Par example a sophisticated production contest like “The Best Portuguese of all Times”: It takes long for months, with the participation of popular politicians, actors and intellectuals and even one historian (historians community attacks the contents of this contest, criticizing the low quality of historical presentations). RTP made short documentaries about the personalities that were chosen by the audience through Internet and telephone votes. Conclusion: in the very long night poll, the winner was……Salazar. Weird isn’t it? Even me predicting that terrible result, send my personal vote (not in Salazar, of course…). Well, not all about that contest was disappointing. In fact, Aristides de Sousa Mendes (curiously, well known by Portuguese audiences through a RTP 1 documentary of Diana Andringa made in the early nineties), the portuguese consul in Bordeaux, in 1940, who saved thousands of jewish refugees got the third place…the second place went to Alvaro Cunhal, the leader of Portuguese Comunist Party.

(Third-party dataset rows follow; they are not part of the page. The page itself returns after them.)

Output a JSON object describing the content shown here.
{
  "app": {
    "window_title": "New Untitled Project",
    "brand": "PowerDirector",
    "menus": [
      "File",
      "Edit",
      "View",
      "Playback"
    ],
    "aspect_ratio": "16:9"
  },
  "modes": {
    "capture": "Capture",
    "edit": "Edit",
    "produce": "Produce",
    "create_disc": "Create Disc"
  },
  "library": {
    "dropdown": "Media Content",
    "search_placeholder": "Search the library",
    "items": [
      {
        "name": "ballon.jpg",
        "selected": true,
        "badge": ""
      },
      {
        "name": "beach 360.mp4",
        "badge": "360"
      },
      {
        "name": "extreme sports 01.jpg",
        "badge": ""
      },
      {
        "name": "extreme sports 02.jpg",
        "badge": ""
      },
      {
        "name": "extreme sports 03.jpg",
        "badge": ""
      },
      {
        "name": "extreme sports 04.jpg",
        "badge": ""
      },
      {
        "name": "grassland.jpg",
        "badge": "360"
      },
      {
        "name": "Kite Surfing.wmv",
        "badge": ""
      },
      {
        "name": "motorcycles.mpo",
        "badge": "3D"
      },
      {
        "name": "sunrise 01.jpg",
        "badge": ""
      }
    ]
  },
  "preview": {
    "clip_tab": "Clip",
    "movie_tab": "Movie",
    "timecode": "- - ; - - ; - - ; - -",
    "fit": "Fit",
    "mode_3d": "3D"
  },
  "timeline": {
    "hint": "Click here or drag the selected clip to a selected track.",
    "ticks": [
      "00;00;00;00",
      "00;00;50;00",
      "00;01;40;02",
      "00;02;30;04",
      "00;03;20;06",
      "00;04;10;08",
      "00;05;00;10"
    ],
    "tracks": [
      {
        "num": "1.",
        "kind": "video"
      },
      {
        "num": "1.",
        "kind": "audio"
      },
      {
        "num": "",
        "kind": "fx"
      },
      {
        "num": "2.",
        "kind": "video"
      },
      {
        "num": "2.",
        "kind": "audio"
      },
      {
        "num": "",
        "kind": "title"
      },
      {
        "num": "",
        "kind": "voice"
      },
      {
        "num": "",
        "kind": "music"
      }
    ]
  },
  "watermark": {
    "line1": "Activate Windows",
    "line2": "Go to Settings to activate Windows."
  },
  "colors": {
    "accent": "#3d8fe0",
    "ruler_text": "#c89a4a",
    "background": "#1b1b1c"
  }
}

So History themes could mobilize audiences, but like in the last example focused, not always with the best results. Even the word “mobilize” audiences are weaker than in the past…What to say when we look in the present and we see continuous specialization of audiences? Results from the so-called global world? We know that today it is difficult to see audiences like we’ve seen them five years ago. People search what they want to watch on TV set, in their own schedule, getting their favourite programs in DVD formats. Historical documentaries are searched by those who want to construct their private DVD collection. That is perhaps the present and the future. So, we must produce high pattern quality history programs, and to do it, we must do it the irreplaceable contribution of historians.